Production for Flesh and Fury took place on the Universal studio lot from October 19th until November 21st, 1951. Starring opposite Curtis was Jan Sterling who played Sonya, the sultry blonde gold-digger, and model-turned-actress Mona Freeman as the empathetic journalist. Both actresses were playing to their strengths. Sterling was at the height of her career in the 1950s playing hard-boiled dames and saucy, outspoken women. Freeman, on the other hand, saw her career peak in the late 1940s during her teenage years. Now as an adult, her career was slowing down and she was mostly cast in B-movie programmers and in demure roles. A New York Times review noted that Universal had “upholstered” the film “with a trim little cast” of character actors. These included Wallace Ford as Curtis’ manager, as well as freelancers like Harry Guardino, Nella Walker, Louis Jean Heydt and Tom Powers.
Much care was put into giving the boxing scenes a sense of authenticity. Prize fighter and referee Frankie Van was hired as a technical advisor on the film and had a bit role in the film. Van established a long career in the industry advising, training and acting in numerous boxing films from the late 1930s all the way up until the 1970s with films like Ex-Champ (1939), The Ring (1952), The Square Jungle (1955) and Rocky (1976). Joe Gray, former boxing champ, also found a new career in the business as an actor, stuntman and fight coordinator. He plays Cliff, Curtis’ training partner, and it’s very likely he trained Curtis for the fight sequences. Curtis was naturally athletic but had no formal experience as a boxer and during rehearsals broke his thumb. Pevney arranged for all fighting sequences to be filmed last to give Curtis time to recover. Other boxers in the film include former welterweights Jack Perry and Tommy Herman and lightweight Rito Punay.

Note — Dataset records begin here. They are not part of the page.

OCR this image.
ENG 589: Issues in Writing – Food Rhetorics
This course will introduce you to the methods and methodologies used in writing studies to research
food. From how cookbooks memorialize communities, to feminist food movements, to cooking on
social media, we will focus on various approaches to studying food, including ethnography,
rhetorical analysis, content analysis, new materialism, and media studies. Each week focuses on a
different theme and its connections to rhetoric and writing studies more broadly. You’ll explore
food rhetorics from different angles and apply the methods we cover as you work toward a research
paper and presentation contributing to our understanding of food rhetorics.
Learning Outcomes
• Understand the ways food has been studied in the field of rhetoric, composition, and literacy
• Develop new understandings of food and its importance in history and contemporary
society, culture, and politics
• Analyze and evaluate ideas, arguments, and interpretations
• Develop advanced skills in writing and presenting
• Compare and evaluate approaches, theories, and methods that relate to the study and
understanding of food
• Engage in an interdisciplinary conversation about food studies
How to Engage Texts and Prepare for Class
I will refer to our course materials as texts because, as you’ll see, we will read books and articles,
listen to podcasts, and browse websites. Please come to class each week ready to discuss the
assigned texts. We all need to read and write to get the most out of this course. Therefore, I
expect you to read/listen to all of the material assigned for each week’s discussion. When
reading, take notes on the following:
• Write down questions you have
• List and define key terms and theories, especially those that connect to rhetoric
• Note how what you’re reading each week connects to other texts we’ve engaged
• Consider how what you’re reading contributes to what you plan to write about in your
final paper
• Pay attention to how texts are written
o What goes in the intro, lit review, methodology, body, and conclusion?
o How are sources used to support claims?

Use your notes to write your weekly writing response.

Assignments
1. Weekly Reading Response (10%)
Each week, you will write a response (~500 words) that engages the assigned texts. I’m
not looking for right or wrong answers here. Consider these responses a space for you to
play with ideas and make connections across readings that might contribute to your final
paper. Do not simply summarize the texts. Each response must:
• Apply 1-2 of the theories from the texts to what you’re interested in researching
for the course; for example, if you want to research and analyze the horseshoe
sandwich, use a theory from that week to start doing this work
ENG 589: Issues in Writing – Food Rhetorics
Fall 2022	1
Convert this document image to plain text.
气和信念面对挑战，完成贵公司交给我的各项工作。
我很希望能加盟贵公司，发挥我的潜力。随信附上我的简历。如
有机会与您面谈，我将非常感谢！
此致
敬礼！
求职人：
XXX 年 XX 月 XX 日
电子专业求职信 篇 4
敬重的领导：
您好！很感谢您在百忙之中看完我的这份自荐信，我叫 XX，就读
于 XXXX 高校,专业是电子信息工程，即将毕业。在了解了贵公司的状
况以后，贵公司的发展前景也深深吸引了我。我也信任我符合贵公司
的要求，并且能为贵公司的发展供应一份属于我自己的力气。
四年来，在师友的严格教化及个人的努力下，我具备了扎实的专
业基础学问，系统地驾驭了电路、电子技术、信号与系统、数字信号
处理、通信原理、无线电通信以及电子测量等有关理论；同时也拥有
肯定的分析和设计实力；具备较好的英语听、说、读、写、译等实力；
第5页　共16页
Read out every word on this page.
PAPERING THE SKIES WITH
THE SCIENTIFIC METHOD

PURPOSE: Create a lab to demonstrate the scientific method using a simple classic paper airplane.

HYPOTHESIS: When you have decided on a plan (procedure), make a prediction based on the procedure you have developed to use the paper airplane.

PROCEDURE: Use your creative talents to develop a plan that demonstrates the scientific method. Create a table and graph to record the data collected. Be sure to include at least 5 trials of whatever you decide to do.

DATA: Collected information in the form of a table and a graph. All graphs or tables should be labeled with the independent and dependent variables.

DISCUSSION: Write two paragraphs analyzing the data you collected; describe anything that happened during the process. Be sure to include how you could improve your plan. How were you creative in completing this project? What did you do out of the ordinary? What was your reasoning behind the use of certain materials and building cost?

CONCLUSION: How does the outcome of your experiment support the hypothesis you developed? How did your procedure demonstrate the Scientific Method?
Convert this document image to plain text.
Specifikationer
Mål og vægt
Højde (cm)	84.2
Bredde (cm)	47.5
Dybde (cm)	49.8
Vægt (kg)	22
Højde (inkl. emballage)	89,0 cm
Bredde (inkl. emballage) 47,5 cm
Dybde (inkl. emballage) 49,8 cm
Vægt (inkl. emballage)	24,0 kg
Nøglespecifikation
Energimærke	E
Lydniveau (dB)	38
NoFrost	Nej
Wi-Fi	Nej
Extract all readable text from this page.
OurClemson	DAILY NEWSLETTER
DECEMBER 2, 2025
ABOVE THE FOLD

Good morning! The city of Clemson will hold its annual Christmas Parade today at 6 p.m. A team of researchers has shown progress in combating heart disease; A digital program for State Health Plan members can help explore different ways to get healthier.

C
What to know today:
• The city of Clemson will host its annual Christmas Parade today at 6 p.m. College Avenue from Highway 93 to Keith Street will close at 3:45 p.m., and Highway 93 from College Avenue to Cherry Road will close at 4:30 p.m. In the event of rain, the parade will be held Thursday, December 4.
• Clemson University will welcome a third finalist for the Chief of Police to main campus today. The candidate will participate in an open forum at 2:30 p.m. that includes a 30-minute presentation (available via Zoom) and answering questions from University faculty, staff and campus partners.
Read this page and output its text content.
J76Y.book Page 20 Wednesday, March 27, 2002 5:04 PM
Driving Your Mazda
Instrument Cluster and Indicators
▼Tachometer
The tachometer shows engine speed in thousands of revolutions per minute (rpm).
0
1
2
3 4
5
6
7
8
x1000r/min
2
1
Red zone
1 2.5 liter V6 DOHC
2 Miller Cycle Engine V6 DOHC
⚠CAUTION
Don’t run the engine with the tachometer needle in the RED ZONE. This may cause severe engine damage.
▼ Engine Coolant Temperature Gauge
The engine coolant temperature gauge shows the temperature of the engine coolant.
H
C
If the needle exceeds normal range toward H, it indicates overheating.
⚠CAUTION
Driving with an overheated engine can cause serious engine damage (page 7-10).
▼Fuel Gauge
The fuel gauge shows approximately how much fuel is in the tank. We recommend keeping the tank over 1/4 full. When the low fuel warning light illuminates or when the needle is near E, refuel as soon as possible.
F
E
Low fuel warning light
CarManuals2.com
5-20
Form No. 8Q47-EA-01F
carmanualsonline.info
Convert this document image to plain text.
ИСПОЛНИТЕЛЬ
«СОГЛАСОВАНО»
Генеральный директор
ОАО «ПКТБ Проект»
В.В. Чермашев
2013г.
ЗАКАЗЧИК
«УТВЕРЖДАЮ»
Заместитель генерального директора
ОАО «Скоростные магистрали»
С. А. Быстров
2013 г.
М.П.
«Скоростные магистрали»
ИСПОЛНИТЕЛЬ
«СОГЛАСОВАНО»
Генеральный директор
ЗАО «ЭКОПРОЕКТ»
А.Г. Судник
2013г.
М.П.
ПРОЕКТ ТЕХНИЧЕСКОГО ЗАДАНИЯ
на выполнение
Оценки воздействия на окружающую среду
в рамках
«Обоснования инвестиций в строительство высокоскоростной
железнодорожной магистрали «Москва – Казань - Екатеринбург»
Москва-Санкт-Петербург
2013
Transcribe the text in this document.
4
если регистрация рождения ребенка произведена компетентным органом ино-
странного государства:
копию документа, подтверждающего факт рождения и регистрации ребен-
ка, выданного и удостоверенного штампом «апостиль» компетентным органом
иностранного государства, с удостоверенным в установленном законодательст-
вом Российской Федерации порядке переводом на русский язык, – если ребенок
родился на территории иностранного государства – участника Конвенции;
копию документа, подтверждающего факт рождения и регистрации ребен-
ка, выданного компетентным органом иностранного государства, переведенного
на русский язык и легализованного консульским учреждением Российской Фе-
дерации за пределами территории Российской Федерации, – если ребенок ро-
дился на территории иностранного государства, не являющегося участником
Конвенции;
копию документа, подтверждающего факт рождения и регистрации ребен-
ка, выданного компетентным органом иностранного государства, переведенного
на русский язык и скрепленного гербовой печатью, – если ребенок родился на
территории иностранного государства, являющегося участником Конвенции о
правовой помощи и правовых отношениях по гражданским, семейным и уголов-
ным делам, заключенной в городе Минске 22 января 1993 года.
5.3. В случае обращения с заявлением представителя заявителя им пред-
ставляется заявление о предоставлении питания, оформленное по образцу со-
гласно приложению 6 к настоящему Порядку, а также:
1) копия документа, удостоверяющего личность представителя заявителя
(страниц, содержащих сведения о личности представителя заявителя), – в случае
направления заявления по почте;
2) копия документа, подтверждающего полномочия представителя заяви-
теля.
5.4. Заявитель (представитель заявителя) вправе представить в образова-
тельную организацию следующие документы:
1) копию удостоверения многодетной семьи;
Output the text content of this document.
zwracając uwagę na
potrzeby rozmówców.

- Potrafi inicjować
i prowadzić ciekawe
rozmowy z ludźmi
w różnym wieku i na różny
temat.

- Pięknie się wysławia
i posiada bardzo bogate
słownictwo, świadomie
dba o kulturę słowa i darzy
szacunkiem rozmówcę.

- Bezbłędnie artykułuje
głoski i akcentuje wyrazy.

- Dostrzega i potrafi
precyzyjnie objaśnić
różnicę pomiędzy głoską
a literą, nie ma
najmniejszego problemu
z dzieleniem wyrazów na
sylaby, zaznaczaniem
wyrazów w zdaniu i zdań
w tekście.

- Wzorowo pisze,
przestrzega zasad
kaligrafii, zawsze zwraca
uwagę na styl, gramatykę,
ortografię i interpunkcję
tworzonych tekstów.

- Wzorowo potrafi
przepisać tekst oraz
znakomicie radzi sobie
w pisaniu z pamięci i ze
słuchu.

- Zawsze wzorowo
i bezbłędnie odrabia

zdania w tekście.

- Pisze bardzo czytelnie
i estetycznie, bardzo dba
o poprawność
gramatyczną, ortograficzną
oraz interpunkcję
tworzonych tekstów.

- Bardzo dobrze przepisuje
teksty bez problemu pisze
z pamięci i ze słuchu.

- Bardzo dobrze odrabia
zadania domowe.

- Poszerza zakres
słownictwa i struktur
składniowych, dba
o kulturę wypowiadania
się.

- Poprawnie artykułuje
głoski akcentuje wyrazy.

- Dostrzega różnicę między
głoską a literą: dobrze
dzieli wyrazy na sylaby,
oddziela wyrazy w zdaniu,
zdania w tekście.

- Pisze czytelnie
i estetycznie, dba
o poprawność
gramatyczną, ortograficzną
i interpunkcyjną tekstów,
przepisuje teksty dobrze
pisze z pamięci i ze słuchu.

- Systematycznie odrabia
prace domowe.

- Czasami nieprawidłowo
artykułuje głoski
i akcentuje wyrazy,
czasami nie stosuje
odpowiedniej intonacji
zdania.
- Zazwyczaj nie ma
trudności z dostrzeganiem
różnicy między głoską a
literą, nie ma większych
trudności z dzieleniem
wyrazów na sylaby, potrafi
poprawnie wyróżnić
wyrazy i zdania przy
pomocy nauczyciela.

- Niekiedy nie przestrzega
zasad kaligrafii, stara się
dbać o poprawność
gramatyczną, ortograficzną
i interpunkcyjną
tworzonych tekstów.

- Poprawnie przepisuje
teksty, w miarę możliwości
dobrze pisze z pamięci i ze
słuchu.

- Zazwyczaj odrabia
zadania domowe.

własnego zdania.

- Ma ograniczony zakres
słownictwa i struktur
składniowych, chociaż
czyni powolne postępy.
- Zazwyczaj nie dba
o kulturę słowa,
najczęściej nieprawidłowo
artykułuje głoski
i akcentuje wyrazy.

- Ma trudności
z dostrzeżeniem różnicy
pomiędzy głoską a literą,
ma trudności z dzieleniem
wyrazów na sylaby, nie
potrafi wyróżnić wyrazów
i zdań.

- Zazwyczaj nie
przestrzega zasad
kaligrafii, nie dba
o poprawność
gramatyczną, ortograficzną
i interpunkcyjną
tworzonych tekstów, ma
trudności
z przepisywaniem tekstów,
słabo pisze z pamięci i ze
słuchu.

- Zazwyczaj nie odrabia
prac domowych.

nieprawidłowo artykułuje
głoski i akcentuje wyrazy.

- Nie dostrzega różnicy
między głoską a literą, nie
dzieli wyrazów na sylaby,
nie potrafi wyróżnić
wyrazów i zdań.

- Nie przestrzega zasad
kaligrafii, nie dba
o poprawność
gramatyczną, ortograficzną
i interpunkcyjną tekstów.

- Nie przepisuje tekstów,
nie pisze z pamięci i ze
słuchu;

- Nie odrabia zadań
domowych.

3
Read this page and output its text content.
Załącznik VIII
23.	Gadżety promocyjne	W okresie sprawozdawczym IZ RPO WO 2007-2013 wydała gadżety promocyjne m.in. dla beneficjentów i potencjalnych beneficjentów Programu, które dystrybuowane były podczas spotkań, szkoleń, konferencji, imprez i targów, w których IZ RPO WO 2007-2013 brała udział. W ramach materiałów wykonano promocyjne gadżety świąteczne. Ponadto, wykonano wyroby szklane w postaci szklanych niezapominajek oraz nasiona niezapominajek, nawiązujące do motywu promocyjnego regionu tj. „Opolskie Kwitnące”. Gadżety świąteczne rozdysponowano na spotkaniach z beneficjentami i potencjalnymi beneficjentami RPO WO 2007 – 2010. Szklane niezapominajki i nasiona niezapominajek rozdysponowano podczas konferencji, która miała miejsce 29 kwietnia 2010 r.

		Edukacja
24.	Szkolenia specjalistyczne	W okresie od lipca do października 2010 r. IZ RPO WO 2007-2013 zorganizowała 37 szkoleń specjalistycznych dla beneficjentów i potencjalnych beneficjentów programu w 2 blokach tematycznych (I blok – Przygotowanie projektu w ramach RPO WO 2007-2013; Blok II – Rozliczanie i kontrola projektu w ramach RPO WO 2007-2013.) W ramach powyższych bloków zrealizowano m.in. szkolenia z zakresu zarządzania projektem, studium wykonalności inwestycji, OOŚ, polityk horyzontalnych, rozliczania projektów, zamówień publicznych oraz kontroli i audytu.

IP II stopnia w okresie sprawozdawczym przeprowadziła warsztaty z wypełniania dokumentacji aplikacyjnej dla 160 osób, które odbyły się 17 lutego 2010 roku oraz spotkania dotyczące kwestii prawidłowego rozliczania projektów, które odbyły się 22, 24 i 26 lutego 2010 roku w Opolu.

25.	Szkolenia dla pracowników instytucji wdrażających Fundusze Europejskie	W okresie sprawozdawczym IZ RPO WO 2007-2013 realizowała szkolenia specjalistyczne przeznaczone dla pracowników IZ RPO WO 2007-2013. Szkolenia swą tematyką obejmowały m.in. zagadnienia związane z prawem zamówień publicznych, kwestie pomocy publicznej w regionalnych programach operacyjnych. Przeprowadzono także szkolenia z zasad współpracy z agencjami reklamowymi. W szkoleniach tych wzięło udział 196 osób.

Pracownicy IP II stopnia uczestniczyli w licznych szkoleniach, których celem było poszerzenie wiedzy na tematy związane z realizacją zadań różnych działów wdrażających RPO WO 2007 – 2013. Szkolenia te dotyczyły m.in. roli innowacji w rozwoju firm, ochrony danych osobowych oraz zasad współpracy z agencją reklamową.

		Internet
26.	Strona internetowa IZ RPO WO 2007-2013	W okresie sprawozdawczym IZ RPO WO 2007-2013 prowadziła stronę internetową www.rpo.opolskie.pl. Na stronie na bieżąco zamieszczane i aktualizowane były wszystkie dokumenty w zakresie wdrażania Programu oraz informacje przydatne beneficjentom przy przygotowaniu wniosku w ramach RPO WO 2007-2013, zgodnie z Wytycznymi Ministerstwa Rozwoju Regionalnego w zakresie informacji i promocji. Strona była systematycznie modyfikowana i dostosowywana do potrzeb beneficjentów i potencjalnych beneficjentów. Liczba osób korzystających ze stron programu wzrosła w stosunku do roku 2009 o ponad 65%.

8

Flesh and Fury had its world premiere in New Orleans on March 12th, 1952 with a New York City opening two weeks later. In the fall of ’52, the film was distributed internationally throughout East Asia, Europe, South America, Northern Africa and the Middle East. Flesh and Fury received mixed reviews that leaned towards the positive. Most outlets praised Tony Curtis’s talents as a dramatic male lead as well as a convincing boxer. The Hollywood Reporter called the film “a rousing action-filled drama of the prize ring. Flesh and Fury offers a novel twist that lifts it out of the realm of ordinary fight pictures.” Flesh and Fury remains as an obscure entry in the boxing film subgenre.